I am selling this very beautiful study for the total cost of AU$106 (currently US$83.10/EUR70.41/GBP62.09 at the time of posting this listing) including postage and handling to anywhere in the world.

If you are interested in purchasing this interpretative masterwork from the early 1700s, please contact me (oz_jim@printsandprinciples.com) and I will send you a PayPal invoice to make the payment easy.






Although there are 40 plates in this series of Jungwierth’s etchings and, accordingly, there should be many of these prints in museums and the art marketplace, they are in fact curiously rare.
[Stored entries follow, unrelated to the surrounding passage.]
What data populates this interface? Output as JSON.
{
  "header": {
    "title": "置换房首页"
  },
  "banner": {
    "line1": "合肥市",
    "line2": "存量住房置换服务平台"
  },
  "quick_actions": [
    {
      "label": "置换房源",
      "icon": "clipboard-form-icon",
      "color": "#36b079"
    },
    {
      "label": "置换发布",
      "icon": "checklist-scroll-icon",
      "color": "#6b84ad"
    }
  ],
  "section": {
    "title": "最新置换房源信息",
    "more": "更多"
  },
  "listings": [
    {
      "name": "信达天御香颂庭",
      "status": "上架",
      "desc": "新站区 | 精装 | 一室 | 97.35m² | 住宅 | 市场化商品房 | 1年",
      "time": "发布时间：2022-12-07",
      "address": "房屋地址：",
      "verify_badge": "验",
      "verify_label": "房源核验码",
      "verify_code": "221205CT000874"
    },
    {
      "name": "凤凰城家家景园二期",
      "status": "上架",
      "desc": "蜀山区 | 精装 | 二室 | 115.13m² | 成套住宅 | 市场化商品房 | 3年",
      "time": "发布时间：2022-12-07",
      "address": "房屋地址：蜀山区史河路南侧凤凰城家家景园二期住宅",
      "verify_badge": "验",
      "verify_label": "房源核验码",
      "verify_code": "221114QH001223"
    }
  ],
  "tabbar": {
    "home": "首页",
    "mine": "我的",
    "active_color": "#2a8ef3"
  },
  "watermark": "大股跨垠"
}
For example, neither of these etchings are held by the British Museum, the Rijksmuseum or the Metropolitan Museum of Art. Strange!

What makes them special for me is not that they are uniquely different, in terms of technical attributes, to other reproductive prints (i.e. prints that translate—copy—other artworks such as paintings into black and white lines). After all the images of the boy are crafted with only the most basic of rendering techniques (viz. contour lines and hatched strokes) and with almost formulaic stylistic consistency. Instead, my attraction is to the great sensitivity in the way that Jungwierth has rendered light and shade so that the transitions from light to dark are almost imperceptible. Going further, I like the way that Jungwierth captures ambient light. What I mean by this is that the etchings glow with the effect of scattered light so that even the shadows are luminous. If I were to draw comparisons with other artists, my mind drifts to other masters who “bottled light” like Vermeer and Tiepolo.